Гуров хотел не только показать участковому то самое место, где некоторое время находилась пресловутая плита, но и повторно проверить, не обнаружится ли на кладбище еще что-нибудь имеющее отношение к делу.

Они забрались в глубь кладбища, выбрав по настоянию Гурова маршрут, начинавшийся от самых старых захоронений. Чтобы добраться отсюда до нужного места, пришлось бы потратить немало времени, но Гуров был уверен, что овчинка стоит выделки. Он надеялся, что при более тщательном осмотре удастся обнаружить и место, где собирались компания молодых хулиганов, так трагически закончивших свою недолгую жизнь. Кружков однако был в этом совсем не уверен, упирая на то, что кладбище очень большое.

– Что здесь и как, не все старожилы знают, – пытался переубедить он Гурова. – Некоторые места – это вообще белые пятна на карте нашей Родины. Я между прочим, старался за этими раздолбаями следить, да и то не получалось. Все равно, что иголку в стоге сена искать. И сейчас мы только зря время потеряем. Если конкретно посмотреть что...

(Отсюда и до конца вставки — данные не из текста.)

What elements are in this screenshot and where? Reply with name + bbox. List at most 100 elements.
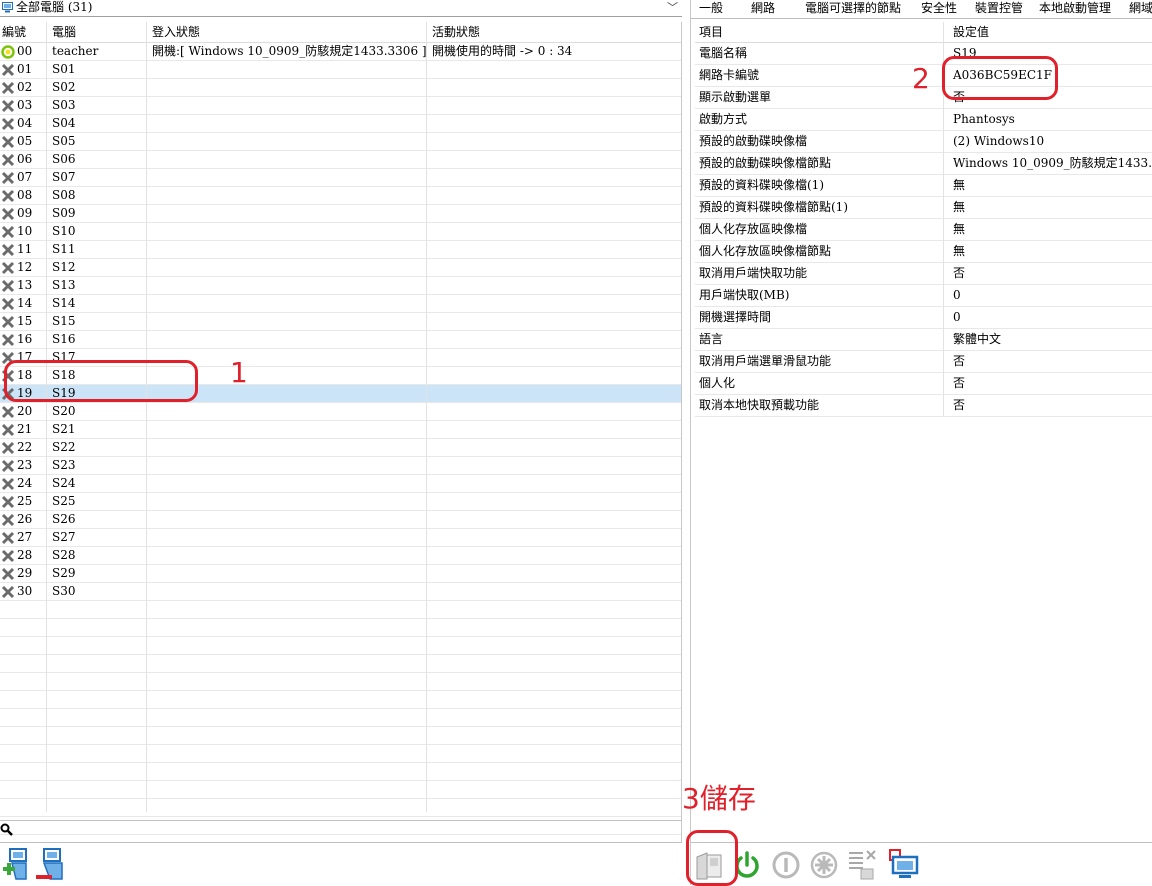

Гуров все же был непреклонен. Строго говоря, требовать чего-либо от Кружкова он не мог. И тот был совершенно не обязан сопровождать Гурова. Но что-то удерживало участкового от решения избавиться от докучливого оперативника из Москвы. Причин своей терпеливости он не называл, но Гуров предполагал, что его самого постепенно увлекла эта странная история. Особенно после того, как Гуров рассказал ему о надгробном камне и о сходстве ночного гостя с постояльцем несчастной Петровны. Правда, оба эти факта воспринимались Кружковым с изрядной долей сомнения. Гурову пришлось приложить некоторые усилия, чтобы эти сомнения хоть немного поколебать.

– Спрашиваешь, кто такой умный придумал доставить сюда плиту? Если бы я это знал! Соображения, конечно, есть, но они слишком расплывчатые. Понимаешь, тут образовалась такая каверзная головоломка, в которой все сплелось – друзья, враги, жена и Виктор Дмитриевич Шигин из Петербурга. Я попал на это представление к самому концу и никак не могу разобраться, кто герой, а кто злодей. А разобраться нужно, потому что просто так через забор бутылки с бензином не швыряют, а гостей так просто не выставляют за ворота после того, как сами их собрали.

– Надеетесь, что я вам помогу разобраться? – вежливо отозвался Кружков. – Я ведь всего лишь участковый. У меня вот – район и пределы компетенции, сами понимаете. Взять хотя бы следствие по делу о наркотиках. Я выше Колядкина не прыгну, правильно? Мое дело вообще десятое, и так любой скажет. Если мой непосредственный начальник узнает, что я расследованиями занимаюсь, он мне яйца оторвет. Он этого страшно не любит.

– А что он любит?

Кружков пожал плечами.

– Да что и все. Чтобы порядок был. Отчетность чтобы... Чтобы подчиненные уважение оказывали. Ну и вообще.

– Ясно. Я начальник – ты дурак, короче. Что же, сделаем скидку на твоего начальника, Кружков. Я сильно докучать тебе не буду, но поскольку мои полномочия здесь достаточно ограниченны, все-таки я буду иногда тебя просить заглянуть куда-нибудь или задержать кого-нибудь. Нет, не представителя местной администрации и не предпринимателя Веревкина, не бойся! Но вот, например, Петровну допросить или ее жильца...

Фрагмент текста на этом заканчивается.